Mesela bizim çocukluğumuzda ilk öğrendiğimiz hikâyelerden birisi, yerin demir, göğün bakır olduğu bir soğuk kış gününde karşılaşan bir kurt ile bakımlı, besili bir köpek üzerine idi. Köpek, kırda karşılaştığı açlıktan kemikleri sayılan kurt’a acıyarak bakar ve sahibinin evinde ne kadar iyi beslendiğinden söz ederek “benimle gelir, sahibimin evinde yaşarsan sen de iyi ve yeterli yiyecekle beslenirsin” der. Kurt’un dikkatini köpeğin boynundaki bir iz çeker ve sorar, “bu boynundaki iz neden oldu?”. Köpek cevap verir: “Sahibim beni geceleri, beklenmeyen ziyaretçilere karşı evinin kapısına bir zincirle bağlar. Boynumdaki iz o zincirdendir”. Bunun üzerine kurt, “Seninle yollarımız ayrılıyor” der, “Ben açlıktan ölsem de birinin kapısına zincirle bağlanmaya gelemem”.
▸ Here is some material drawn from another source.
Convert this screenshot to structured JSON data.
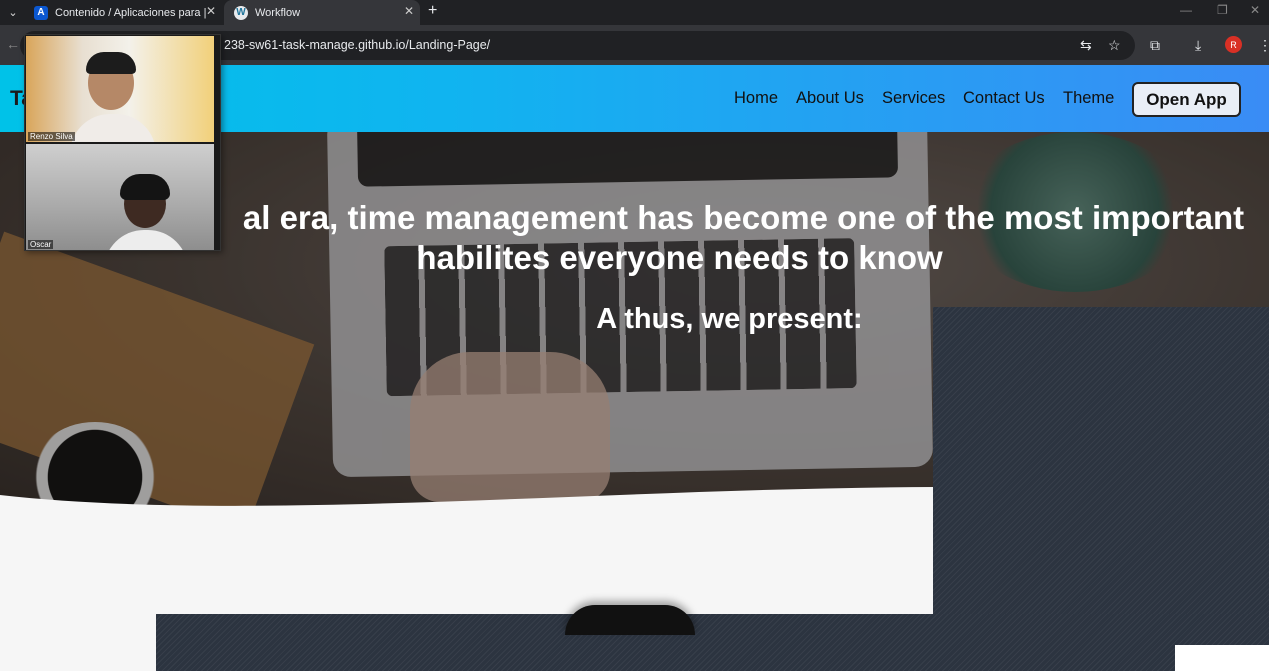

Bozkurt, Ergenekon, Oğuz Kağan, Türeyiş destanlarımızda da kurt, Türk’ün koruyucusu, atası, anası, yol göstericisi olarak yer alan temel motiftir, var oluşu ve bağımsızlığı sembolize eder.
“Bir çift güzel kadın bacağına vatanını satabileceğini” söyleyen, “anaya karşı duyulan sevgide cinsel dürtüler ve yönelişler” arayan, destanları “uydurma efsaneler” olarak nitelendiren besleme lümpenlerin tarihî ve destanî kavramları, motifleri anlamasını ve özümsemesini beklemek elbet de mümkün değildir. Onlar, çıkarlarıyla bağlı oldukları merkez neyi emrediyorsa onu yaparlar, karşılığında da besili görünmelerini sağlayacak ödülleri alırlar. Onları tanımak çok kolaydır.(Zaten utanma duygusundan yoksun oldukları ve hiçbir mukaddesleri bulunmadığı için kendilerini gizleme ihtiyacı da duymuyorlar. Ama yine de ortak özellik ve tavırlarını göz ardı etmemekte, aramıza karışmalarını önlemek ve çok iyi niyetli insanlarımızı yanıltmalarını engellemek bakımından büyük yararlar var).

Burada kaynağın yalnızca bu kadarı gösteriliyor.